Serinin ilk röportajlarını bizim için oldukça önemli bir tarih olan “12 Haziran Çocuk İşçiliği ile Mücadele Günü” için hazırladık. Bu önemli günde çocukluğunda çalışmak durumunda kalmış kişilerle röportaj yapmanın, onların hikayelerini sizlere aktarmanın daha anlamlı olacağını düşündük.

Herkese iyi okumalar dileriz.

Merhaba, öncelikle biraz sizi tanımak isteriz. 

1992 yılında Batman’da bir köyde dünyaya geldim. Ailemin anlattıklarına göre,  kendi kendine yeten bir ekonomiye sahip iken köyü terk etmemiz gerekmiş ve Manisa’nın Salihli bölgesine yerleşmişiz. Burayı tercih etmelerindeki sebeplerin başında, köyde edindikleri tarımsal bilgiyi ve beden gücünü kullanarak hayatlarını devam ettirecek ekonomik kazanç sağlamakmış. Pamuk tarlalarında, üzüm bağlarında ve tavuk çiftliklerinde çalışmışlar. Buradan sonra İstanbul’a göç etmişler çünkü bulundukları yerde yaşam koşulları oldukça zormuş. Ben de okula burada başladım. İlkokul, ortaokul, lise ve hatta üniversiteyi İstanbul’da okudum. Şu anda mezunum ve iş arama sürecindeyim. Aynı zamanda akademik olarak hedeflerim var, bunları gerçekleştirmek için şartlarımı zorluyorum.

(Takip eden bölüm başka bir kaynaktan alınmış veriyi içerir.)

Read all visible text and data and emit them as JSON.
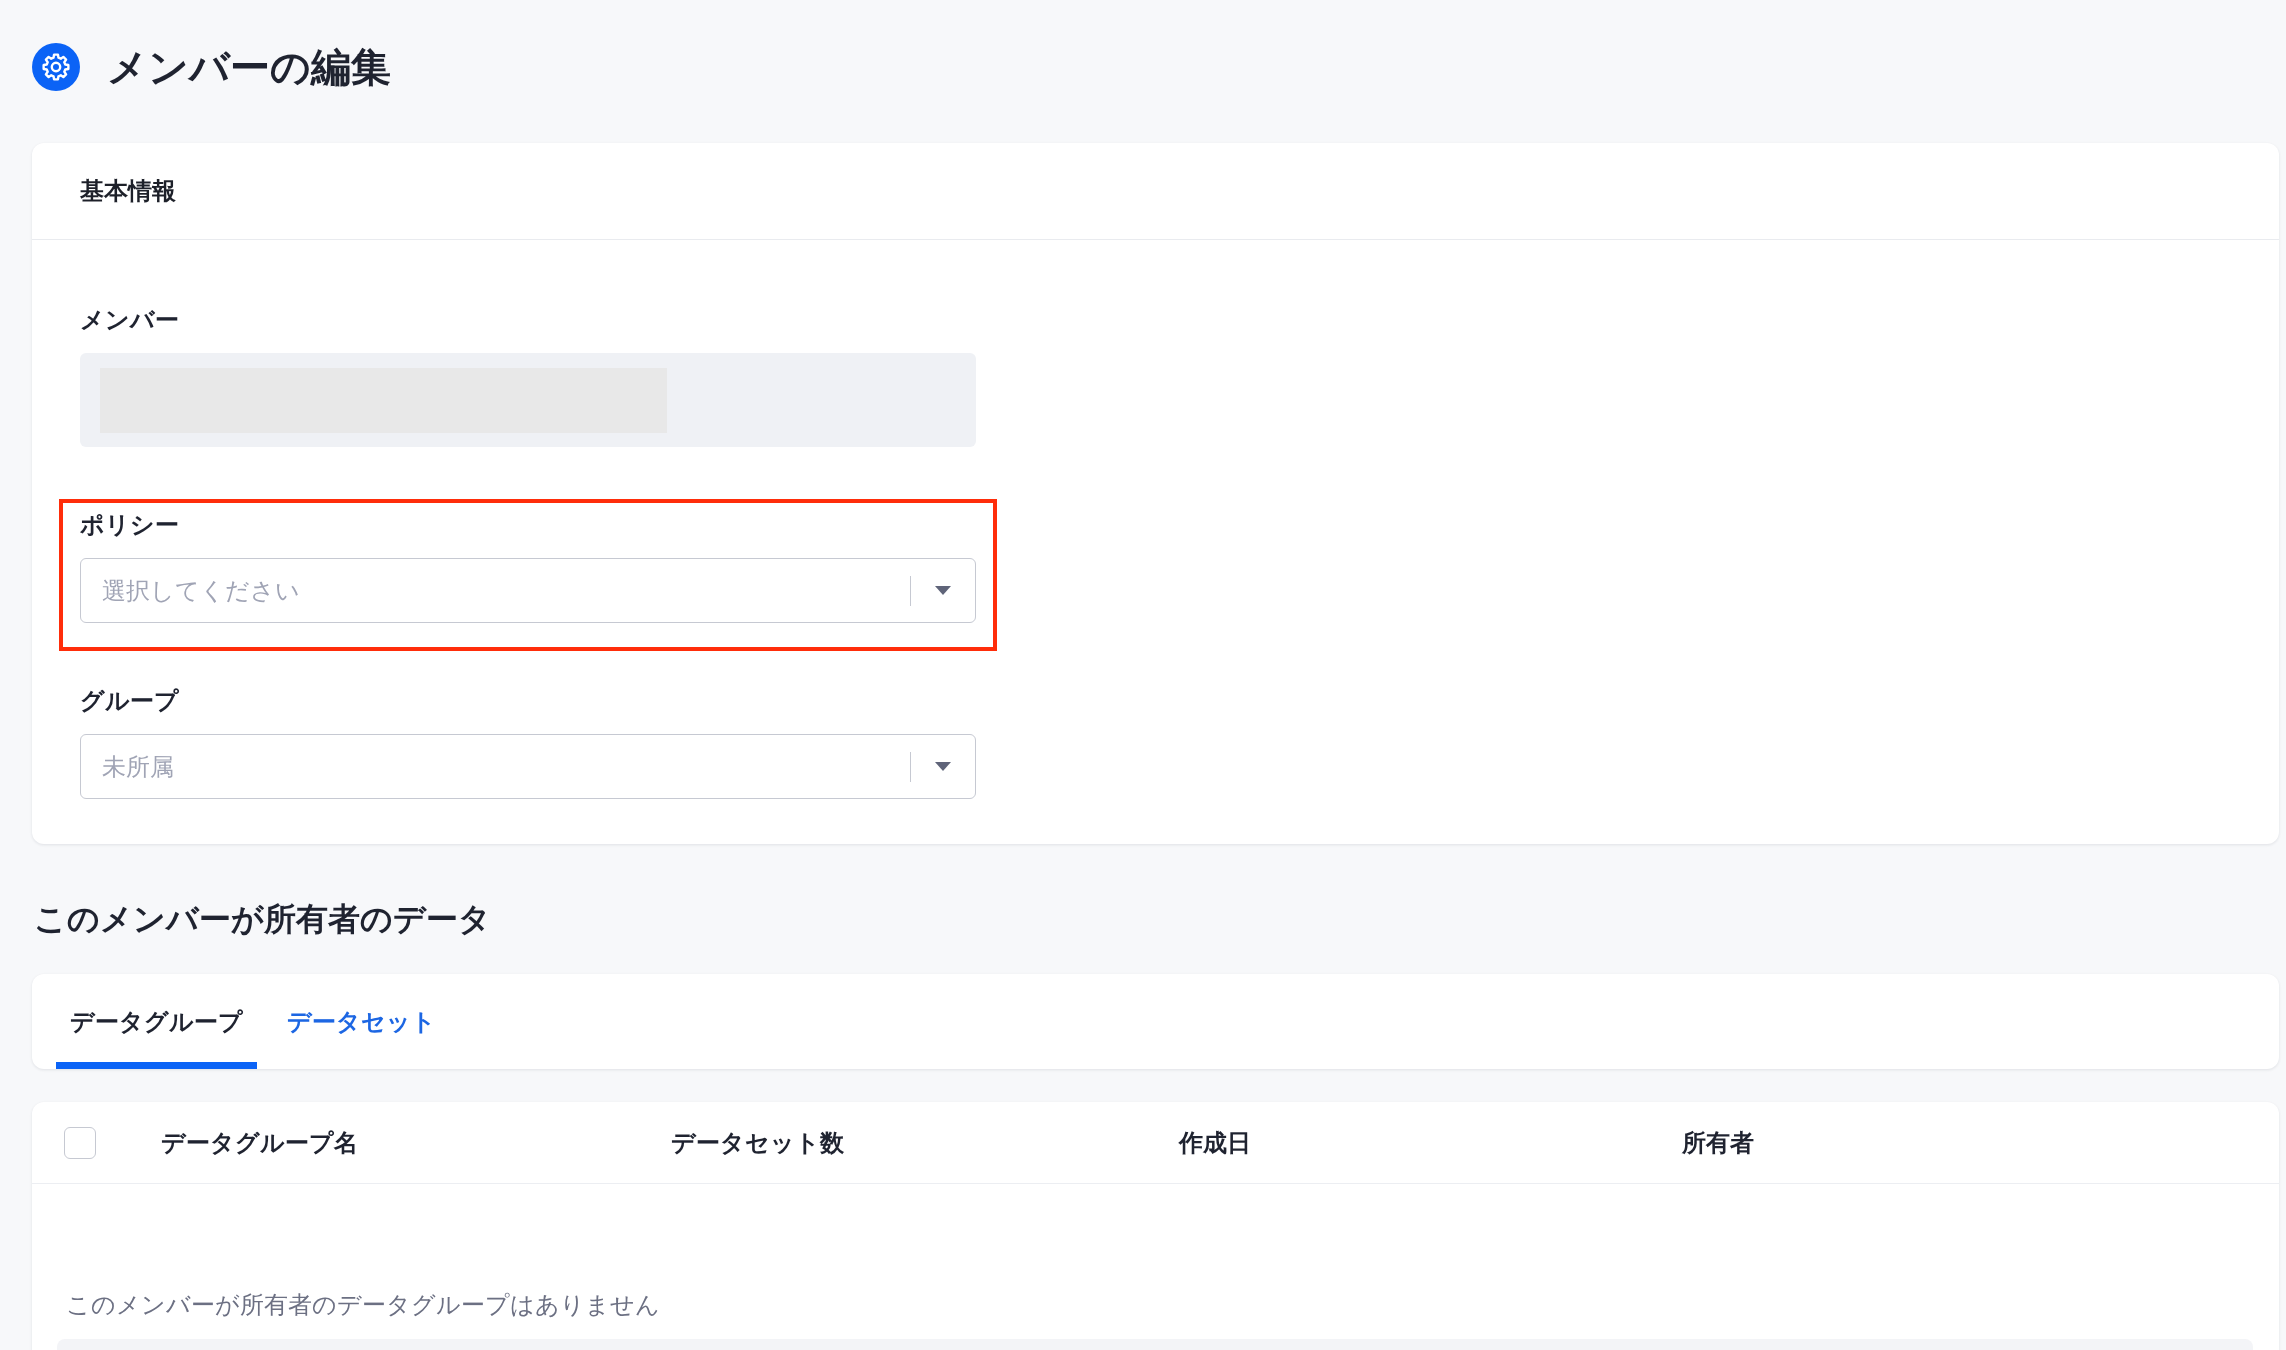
{
  "page": {
    "title": "メンバーの編集"
  },
  "basic_info": {
    "title": "基本情報",
    "fields": [
      {
        "kind": "readonly",
        "label": "メンバー",
        "redacted": true,
        "highlighted": false
      },
      {
        "kind": "select",
        "label": "ポリシー",
        "placeholder": "選択してください",
        "highlighted": true
      },
      {
        "kind": "select",
        "label": "グループ",
        "placeholder": "未所属",
        "highlighted": false
      }
    ]
  },
  "owned_data": {
    "title": "このメンバーが所有者のデータ",
    "tabs": [
      {
        "label": "データグループ",
        "selected": true
      },
      {
        "label": "データセット",
        "selected": false
      }
    ],
    "table": {
      "select_all_checked": false,
      "columns": [
        "データグループ名",
        "データセット数",
        "作成日",
        "所有者"
      ],
      "empty_message": "このメンバーが所有者のデータグループはありません"
    }
  }
}
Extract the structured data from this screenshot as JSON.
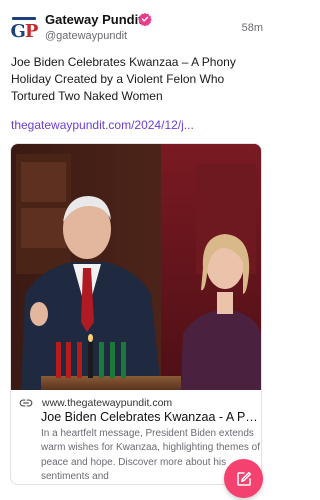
{
  "post": {
    "author_name": "Gateway Pundit",
    "author_handle": "@gatewaypundit",
    "timestamp": "58m",
    "avatar_text_g": "G",
    "avatar_text_p": "P",
    "text": "Joe Biden Celebrates Kwanzaa – A Phony Holiday Created by a Violent Felon Who Tortured Two Naked Women",
    "link": "thegatewaypundit.com/2024/12/j..."
  },
  "card": {
    "domain": "www.thegatewaypundit.com",
    "title": "Joe Biden Celebrates Kwanzaa - A Ph...",
    "description": "In a heartfelt message, President Biden extends warm wishes for Kwanzaa, highlighting themes of peace and hope. Discover more about his sentiments and"
  },
  "icons": {
    "verified": "verified-badge-icon",
    "link": "link-icon",
    "compose": "compose-icon"
  },
  "colors": {
    "link": "#6c3fd1",
    "verified": "#e83e8c",
    "fab": "#f4416f",
    "avatar_blue": "#1d3f7a",
    "avatar_red": "#c8262d"
  }
}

Sizin için çocuk işçiliği nasıl başladı? Sizi çocuk işçiliğine yönelten nedenler hakkında bilgi verebilir misiniz?

Hafızam beni yanıltmıyorsa, Fransız bir şairin: “Yaralarım benden önce de vardı, ben onları bedenimde taşımak için doğmuşum.” şeklinde bir söylemi vardı. Sorduğunuz soruyu cevaplamadan önce aklıma bu söylem geldi çünkü benim işçiliğe başlamam benden önce açılmış bir yarayı üzerimde taşımam anlamına gelmekteydi. Üzerimde taşıdığım yara ise yoksulluk olarak tanımlanabilir.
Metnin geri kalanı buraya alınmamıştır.